“...racism may wear a new dress, buy a new pair of boots, but neither it nor its succubus twin fascism is new or can make anything new.” - Toni Morrison
If you are surprised to see the “Irish slaves” meme in circulation once again you are not paying attention. Irish suffering has been weaponised and distorted by racists to deny justice for African Americans for approx two centuries and counting. It’s a reactionary tradition.
A modern memetic incarnation of an old racist custom to deflect, diminish or excuse the unique reality, history, significance and legacy of racialised chattel slavery and the transatlantic slave trade.
It is shared mainly by a white demographic in countries w/ a mostly unreconciled history of racial slavery, terrorism, segregation & discrimination.

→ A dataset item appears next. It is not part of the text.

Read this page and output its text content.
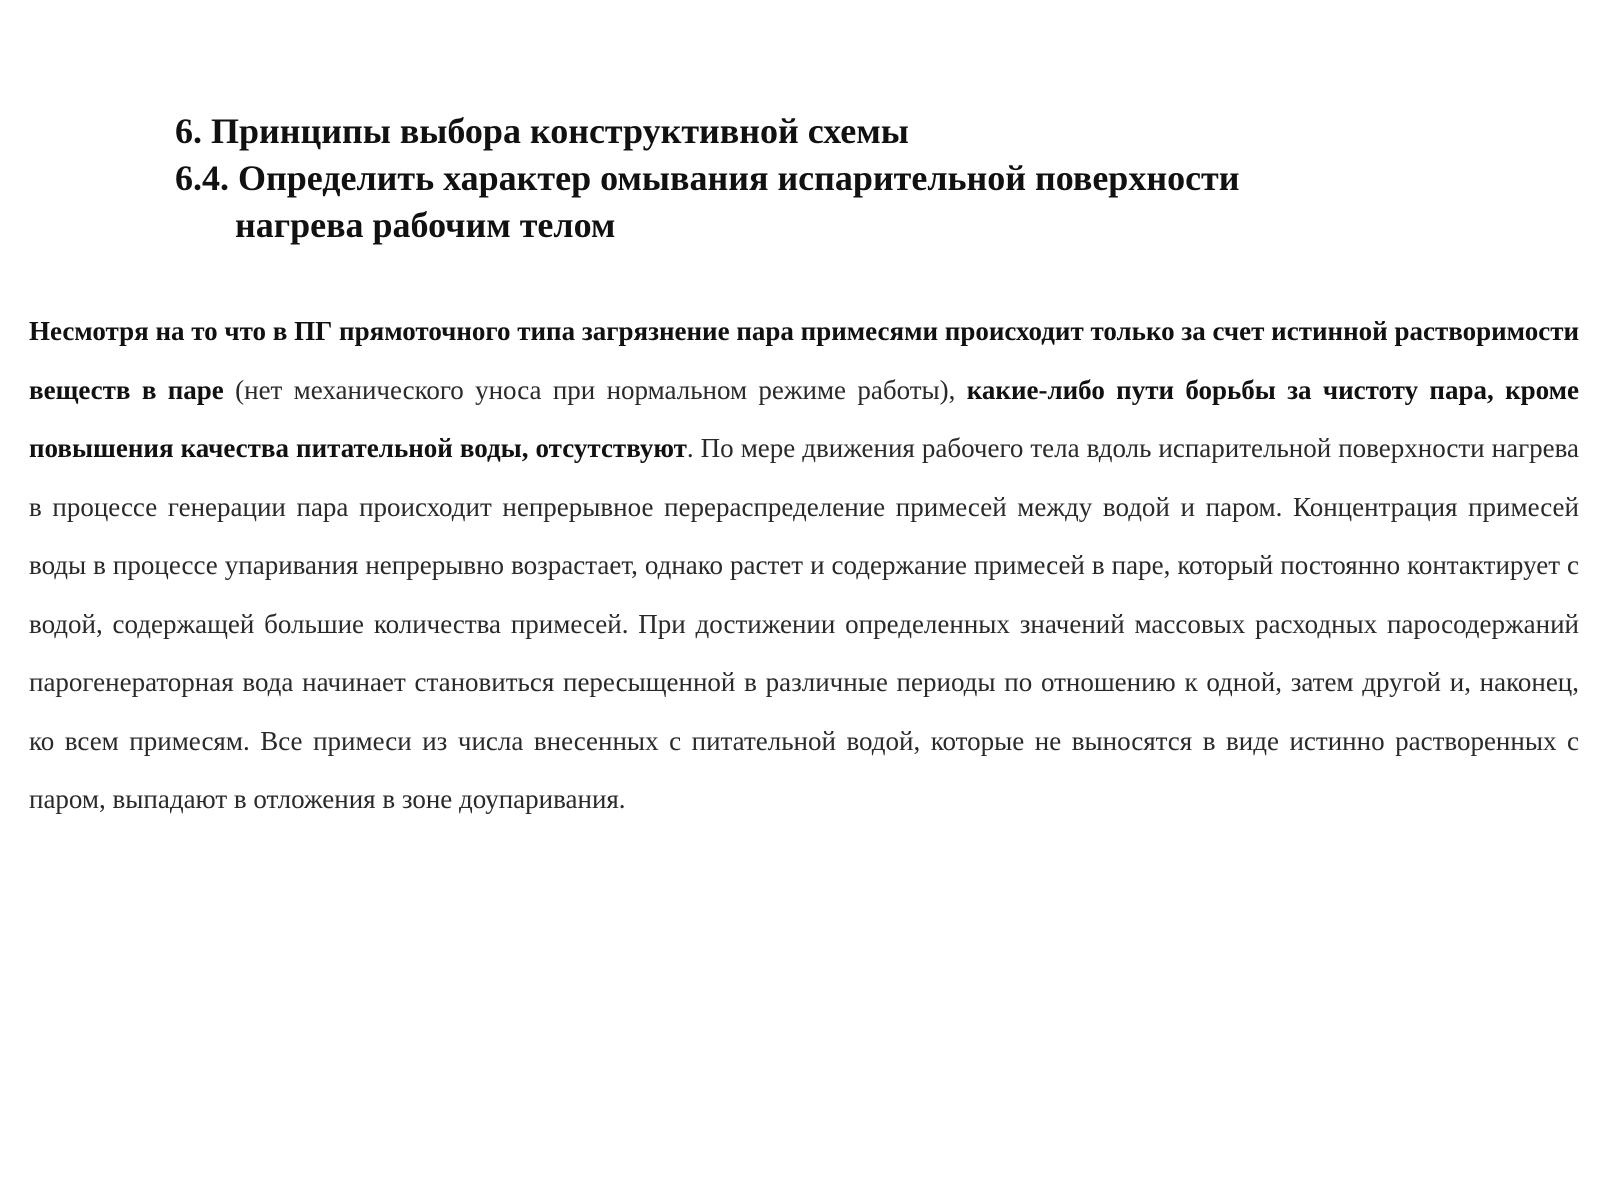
6. Принципы выбора конструктивной схемы
6.4. Определить характер омывания испарительной поверхности
нагрева рабочим телом
Несмотря на то что в ПГ прямоточного типа загрязнение пара примесями происходит только за счет истинной растворимости веществ в паре (нет механического уноса при нормальном режиме работы), какие-либо пути борьбы за чистоту пара, кроме повышения качества питательной воды, отсутствуют. По мере движения рабочего тела вдоль испарительной поверхности нагрева в процессе генерации пара происходит непрерывное перераспределение примесей между водой и паром. Концентрация примесей воды в процессе упаривания непрерывно возрастает, однако растет и содержание примесей в паре, который постоянно контактирует с водой, содержащей большие количества примесей. При достижении определенных значений массовых расходных паросодержаний парогенераторная вода начинает становиться пересыщенной в различные периоды по отношению к одной, затем другой и, наконец, ко всем примесям. Все примеси из числа внесенных с питательной водой, которые не выносятся в виде истинно растворенных с паром, выпадают в отложения в зоне доупаривания.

It thrives in the current socio-political climate because it (a) centres them as victims and immediately derails the conversation.
(b) acts as a preemptive denial, excusing their lack of engagement with, or acceptance of uncomfortable history.

(c) provides “proof” that protests against police brutality are not only without basis, but that the unrest confirms the protesters’ racial and cultural inferiority.
(d) equates white nationalist propaganda w/ evidence-based history. Takes their racism and projects it as “evidence” of an unfounded black pathology of unique victimhood, reinforcing their adherence to white supremacist ideology & justifying their pre-existing racial prejudices.
Since 2014 interest in the “Irish slaves” term on Google surges in the U.S. after every protest at police brutality. This week is no different.